Intranet Strategy in Oil and Gas (November 1999)

PDM reports on the First Conference Internet Strategy in Oil and Gas event held in Houston last month. Conventional IT is facing its biggest challenge yet as the lines are drawn in the battle between centralized IT and the distributed ‘chaos’ of the intranet.

The old battle grounds of centralized and decentralized IT, of mainframe against micro and of order and chaos have been accentuated by the heady mix of the intranet and the empowered Business Unit (BU). The old ‘civil war’ over computer resources has just moved to a new battleground. Corporate IT, representing central control is still slugging it out with the BU rebels, and speakers at the First Conference Intranets in Oil and Gas event, held in Houston last month, dug-in eagerly at various points on the order-chaos spectrum.
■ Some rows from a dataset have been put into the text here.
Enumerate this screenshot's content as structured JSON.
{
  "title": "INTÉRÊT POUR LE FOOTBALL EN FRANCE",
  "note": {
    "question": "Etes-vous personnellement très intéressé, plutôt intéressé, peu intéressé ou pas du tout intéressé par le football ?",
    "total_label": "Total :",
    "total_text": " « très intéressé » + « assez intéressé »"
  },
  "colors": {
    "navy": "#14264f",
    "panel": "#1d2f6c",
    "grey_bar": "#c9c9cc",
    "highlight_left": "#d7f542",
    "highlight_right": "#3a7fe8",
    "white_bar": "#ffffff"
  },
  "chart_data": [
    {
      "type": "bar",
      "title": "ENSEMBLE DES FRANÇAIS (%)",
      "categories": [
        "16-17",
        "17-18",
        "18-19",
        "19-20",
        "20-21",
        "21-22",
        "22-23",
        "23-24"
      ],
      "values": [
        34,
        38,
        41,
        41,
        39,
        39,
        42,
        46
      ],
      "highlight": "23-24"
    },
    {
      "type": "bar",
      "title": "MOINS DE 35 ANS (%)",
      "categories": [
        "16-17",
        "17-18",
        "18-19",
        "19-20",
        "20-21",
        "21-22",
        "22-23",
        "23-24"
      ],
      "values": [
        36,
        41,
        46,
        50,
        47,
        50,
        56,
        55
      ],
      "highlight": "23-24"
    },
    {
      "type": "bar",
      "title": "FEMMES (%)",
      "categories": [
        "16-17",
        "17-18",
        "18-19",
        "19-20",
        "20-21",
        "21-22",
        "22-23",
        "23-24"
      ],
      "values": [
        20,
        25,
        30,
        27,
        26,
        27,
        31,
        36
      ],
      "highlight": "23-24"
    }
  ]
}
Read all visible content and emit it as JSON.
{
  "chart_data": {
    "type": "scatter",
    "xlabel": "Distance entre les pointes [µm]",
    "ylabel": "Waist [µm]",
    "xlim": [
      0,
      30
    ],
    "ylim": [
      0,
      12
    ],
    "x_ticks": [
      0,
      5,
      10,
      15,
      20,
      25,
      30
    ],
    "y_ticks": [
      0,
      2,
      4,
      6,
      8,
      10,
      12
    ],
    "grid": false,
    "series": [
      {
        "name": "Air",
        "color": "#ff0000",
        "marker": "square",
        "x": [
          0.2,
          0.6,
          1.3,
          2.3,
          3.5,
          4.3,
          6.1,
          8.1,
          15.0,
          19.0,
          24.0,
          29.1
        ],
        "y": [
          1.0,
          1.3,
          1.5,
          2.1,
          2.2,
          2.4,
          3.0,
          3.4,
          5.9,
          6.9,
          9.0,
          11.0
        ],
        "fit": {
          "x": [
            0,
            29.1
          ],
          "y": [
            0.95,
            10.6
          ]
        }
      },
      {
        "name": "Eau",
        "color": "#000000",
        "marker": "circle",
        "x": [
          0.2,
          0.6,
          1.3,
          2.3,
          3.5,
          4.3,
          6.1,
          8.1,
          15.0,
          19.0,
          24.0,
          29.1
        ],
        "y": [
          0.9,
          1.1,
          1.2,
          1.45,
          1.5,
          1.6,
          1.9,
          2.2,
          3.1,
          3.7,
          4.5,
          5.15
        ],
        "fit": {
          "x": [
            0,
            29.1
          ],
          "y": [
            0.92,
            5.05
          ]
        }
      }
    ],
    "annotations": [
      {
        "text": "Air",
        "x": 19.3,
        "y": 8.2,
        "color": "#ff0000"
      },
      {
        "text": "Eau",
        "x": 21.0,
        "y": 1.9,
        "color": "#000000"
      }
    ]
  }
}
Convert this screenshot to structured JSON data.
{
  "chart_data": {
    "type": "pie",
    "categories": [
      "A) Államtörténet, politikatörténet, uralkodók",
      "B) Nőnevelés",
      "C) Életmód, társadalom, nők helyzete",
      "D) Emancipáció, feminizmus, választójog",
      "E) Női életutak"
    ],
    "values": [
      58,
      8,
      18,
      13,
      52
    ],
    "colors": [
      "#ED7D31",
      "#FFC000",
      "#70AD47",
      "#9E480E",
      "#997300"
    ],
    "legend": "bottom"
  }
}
Conoco Inc.’s Michael Gibbs described a situation which has evolved from an early Executive Information System (EIS) developed during the eighties. This ‘CEO-only’ system was replaced in 1996 by an intranet, emphasizing business ownership, creativity and speed. Code words for chaos. An independent evaluation of the system was conducted in 1999 and found various inconsistencies and weaknesses leading to a tightening of the reins. Gibbs believes a light hand is required with some central content management. Planned changes include a corporate portal as anchor point, a style guide for common look and feel and a network of web masters and designers to identify and enforce corporate best practices.


Mobil Oil is located near the control side of the continuum according to Rob Esser, thanks to a uniform world-wide IT infrastructure. This is made up of Lotus Notes and Domino Technology developed into Mobil’s Global Environment, Health and Safety (EHS) Network Information Enabler (GENIE).


The aim is to have an EHS management system, to formalize and standardize methodologies managing EHS activities, clarify accountabilities, facilitate sharing of preferred practices and bridge EHS policy and local facility activities. To keep the database growing, the system makes it easy to add and categorize new documents. The knowledge base grows thanks to a work process that reviews and validated EHS best practices. As a document passes through the process, it is marked first as "Validated" and later, if it passes muster, as a "Preferred Practice". GENIE was marketed internally and contributors to the database are recognized and rewarded at environmental awareness events.


David Sims (Schlumberger) observed that most companies do not really have an IT strategy. Applications justify the infrastructure and they are managed ‘tactically.’ Schlumberger prefers to standardize at the network level and to accept that applications, computers, and operating systems will come and go. This allows for greater flexibility at the level of the application. The aim is for organizational creativity rather than precise control. For Schlumberger this translates into a worldwide system which has evolved from a packet switching backbone in 1985, through various protocols to settle on TCP/IP. Currently there are 35,000 users at 450 locations in 60 countries. Sims believes the system is "flexible, powerful and evolutionary" and does not see the need for central control of style or content. As the internet demonstrates, successful indexing does not depend on website style and works ‘just fine.’


Marathon is at a similar position to Schlumberger in the control spectrum, according to Jeremy Zawodny. Infrastructure is centrally controlled and includes hardware, security and – very importantly – a uniform taxonomy which is the foundation for successful indexing and search.


David Quackenbush, (Luminant) suggested that expectations for web projects should be set high. "If an intranet project takes more than 8 weeks to deliver some functionality and if it does not "stop executives in their tracks," it did not achieve its objectives."